Resistance training in individuals aged 50+ has been shown to significantly improve bone strength and density, basically reversing the process that leads to osteoporosis.(3,4) Resistance training also decreases our risk for cardiovascular disease (the leading cause of death in the United States) (5). Feeling a little weaker as you age? A six-month program of resistance training increased the strength in older men and women by up to 57%! (6)
So better bones, better heart and stronger muscles, but surely it can’t help with forgetting where you put the phone, right? Wrong! Improved cognitive function is routinely seen after implementing a resistance training program.(7) It has also been shown to improve depression. (8) The list of benefits goes on.
With your new awareness of the benefits of resistance training, the first step forward is to consult your healthcare provider. Many chiropractors are specialists in exercise therapy and can help get you started on a program or connect you with a reputable personal trainer. As with anything new, start slow and gradually increase the repetitions or weights. Work with your chiropractor or trainer if you start to develop any painful injuries. Be consistent and patient. It won’t be long before you start to experience the new and improved version of you!
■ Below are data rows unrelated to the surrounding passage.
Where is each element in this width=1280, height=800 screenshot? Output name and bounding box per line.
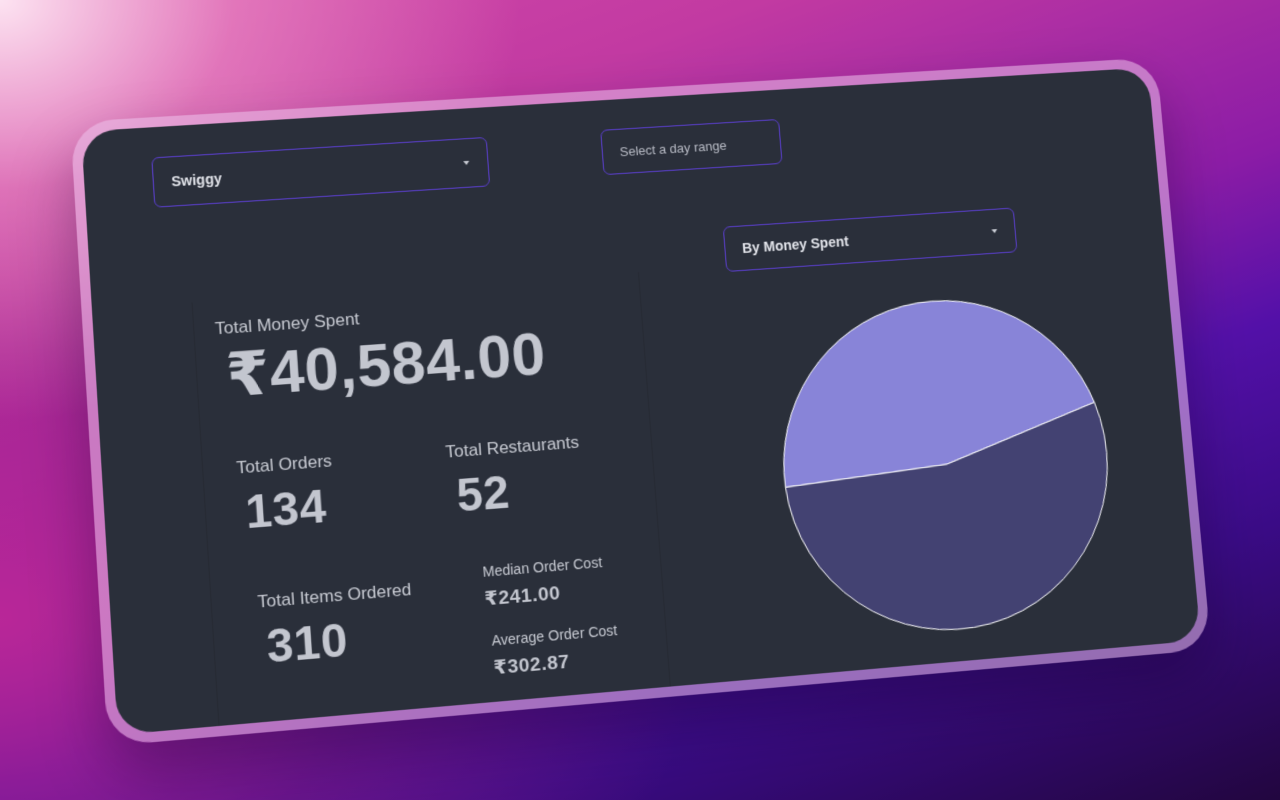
platform-select-value: Swiggy [171, 155, 464, 189]
total-items-value: 310 [265, 606, 416, 674]
total-money-stat: Total Money Spent ₹40,584.00 [214, 297, 548, 413]
dashboard-screen: Swiggy Select a day range By Money Spent… [81, 67, 1201, 734]
day-range-placeholder: Select a day range [619, 134, 780, 159]
total-restaurants-value: 52 [455, 459, 584, 523]
average-order-cost-stat: Average Order Cost ₹302.87 [491, 622, 620, 680]
chart-metric-value: By Money Spent [742, 224, 993, 256]
total-restaurants-stat: Total Restaurants 52 [445, 433, 584, 524]
total-orders-label: Total Orders [236, 451, 333, 479]
total-items-stat: Total Items Ordered 310 [257, 580, 416, 675]
average-order-cost-value: ₹302.87 [493, 646, 620, 680]
chevron-down-icon [463, 161, 469, 165]
total-orders-value: 134 [244, 477, 337, 539]
pie-chart [767, 286, 1126, 648]
chart-metric-select[interactable]: By Money Spent [723, 207, 1018, 272]
platform-select[interactable]: Swiggy [151, 137, 490, 208]
median-order-cost-value: ₹241.00 [484, 578, 605, 611]
chevron-down-icon [991, 229, 997, 233]
stats-panel: Total Money Spent ₹40,584.00 Total Order… [192, 272, 675, 735]
device-frame: Swiggy Select a day range By Money Spent… [70, 57, 1211, 746]
average-order-cost-label: Average Order Cost [491, 622, 618, 649]
pie-chart-container [767, 286, 1126, 648]
median-order-cost-label: Median Order Cost [482, 554, 603, 580]
day-range-picker[interactable]: Select a day range [600, 119, 782, 175]
median-order-cost-stat: Median Order Cost ₹241.00 [482, 554, 605, 611]
total-orders-stat: Total Orders 134 [236, 451, 337, 540]
total-restaurants-label: Total Restaurants [445, 433, 580, 463]
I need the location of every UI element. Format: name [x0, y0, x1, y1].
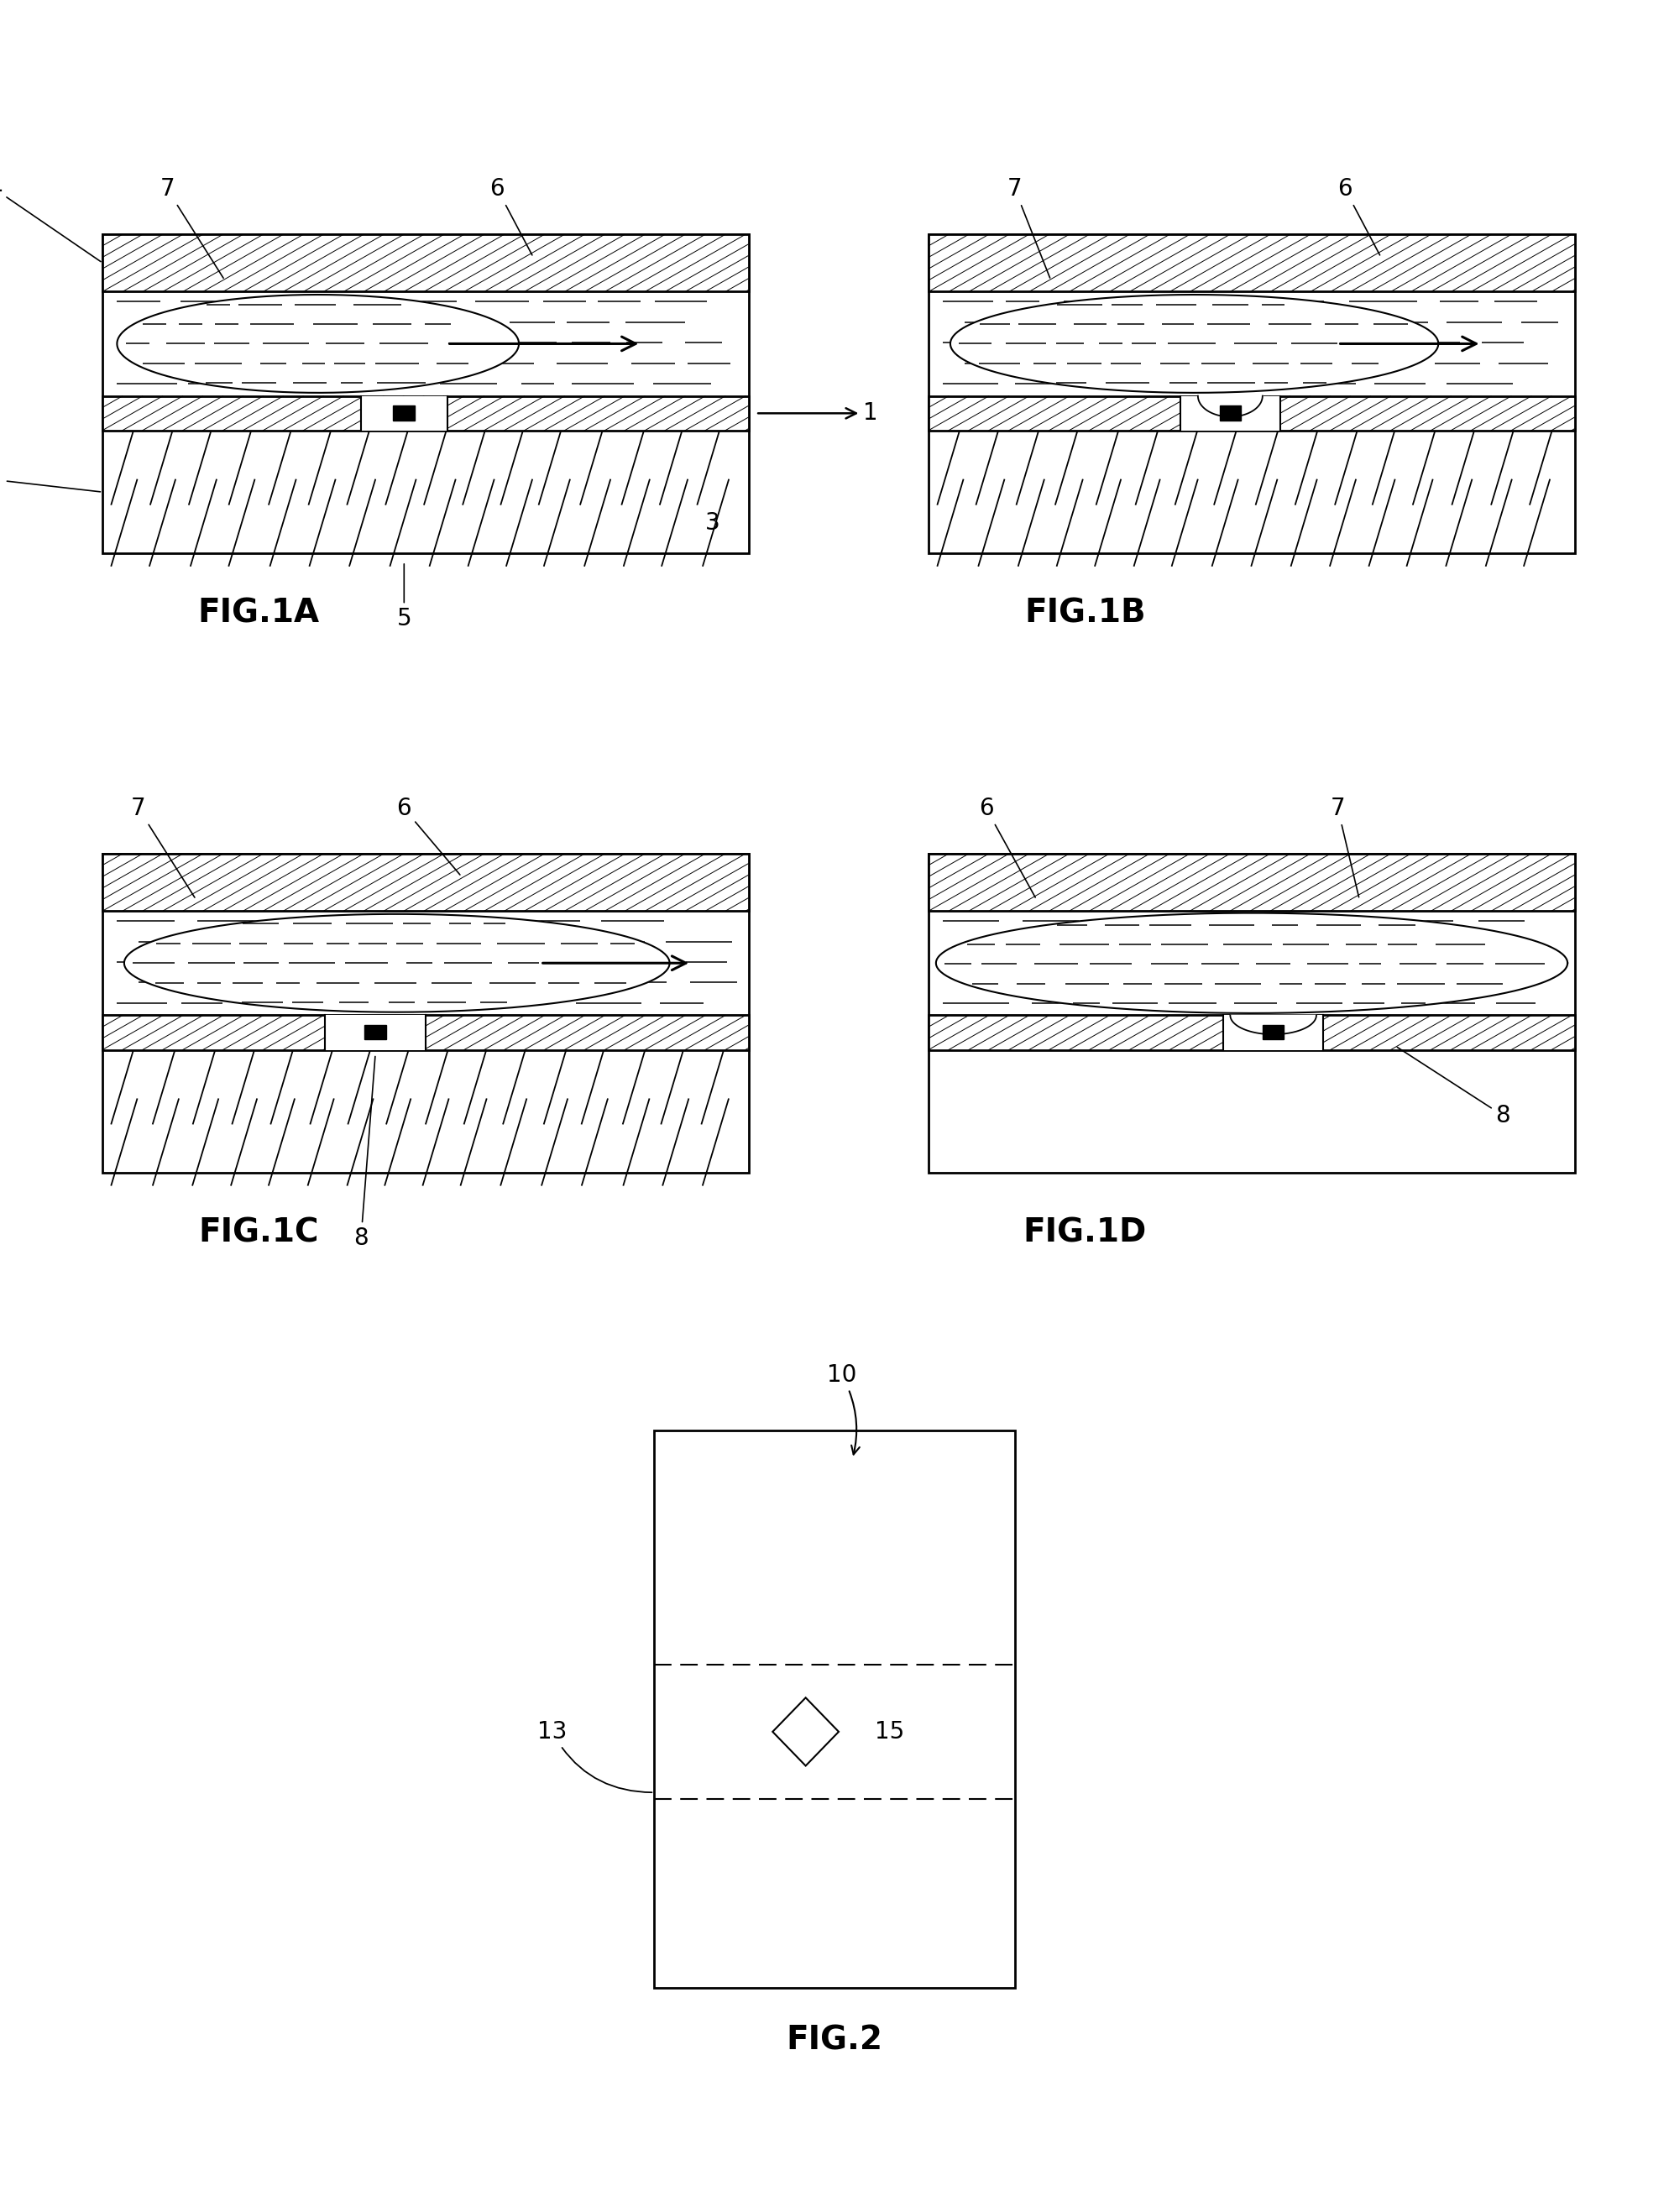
Text: FIG.1D: FIG.1D	[1023, 1217, 1147, 1248]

Dr. Remsburg is an ACA member. He is a staff chiropractor in the Department of Veterans Affairs Health Care System in Prescott, Ariz.
References
- Office of the Surgeon General (US). Bone Health and Osteoporosis: A Report of the Surgeon General. Rockville (MD): Office of the Surgeon General (US); 2004. 5, The Burden of Bone Disease. Available from: https://www.ncbi.nlm.nih.gov/sites/books/NBK45502/
- Panula J, Pihlajamäki H, Mattila VM, Jaatinen P, Vahlberg T, Aarnio P, Kivelä SL. Mortality and cause of death in hip fracture patients aged 65 or older: a population-based study. BMC Musculoskelet Disord. 2011 May 20;12:105.
- Braith RW, Mills RM, Welsch MA, Keller JW, Pollock ML. Resistance exercise training restores bone mineral density in heart transplant recipients. J Am Coll Cardiol 1996; 28(6): 1471-7
- Vincent KR, Braith RW. Resistance exercise and bone turnover in elderly men and women. Med Sci Sports Exerc 2002; 34(1): 17-23.
- Mcleod JC, Stokes T, Phillips SM. Resistance exercise training as a primary countermeasure to age-related chronic disease, 2019; 10(645): 1-11.
- Häkkinen K, Kallinen M, Izquierdo M, et al. Changes in agonist-antagonist EMG, muscle CSA, and force during strength training in middle-aged and older people. J Appl Physiol 1998; 84(4): 1341-9.
- Cassilhas RC, Viana VAR, Grassmann V, et al. The impact of resistance exercise on the cognitive function of the elderly. Med Sci Sports Exerc 2007; 39(8): 1401-7.
- Singh NA, Clements KM, Fiatarone MA. A randomized controlled trial of progressive resistance training in depressed elders. J Gerontol 1997; 52(1): M27-35.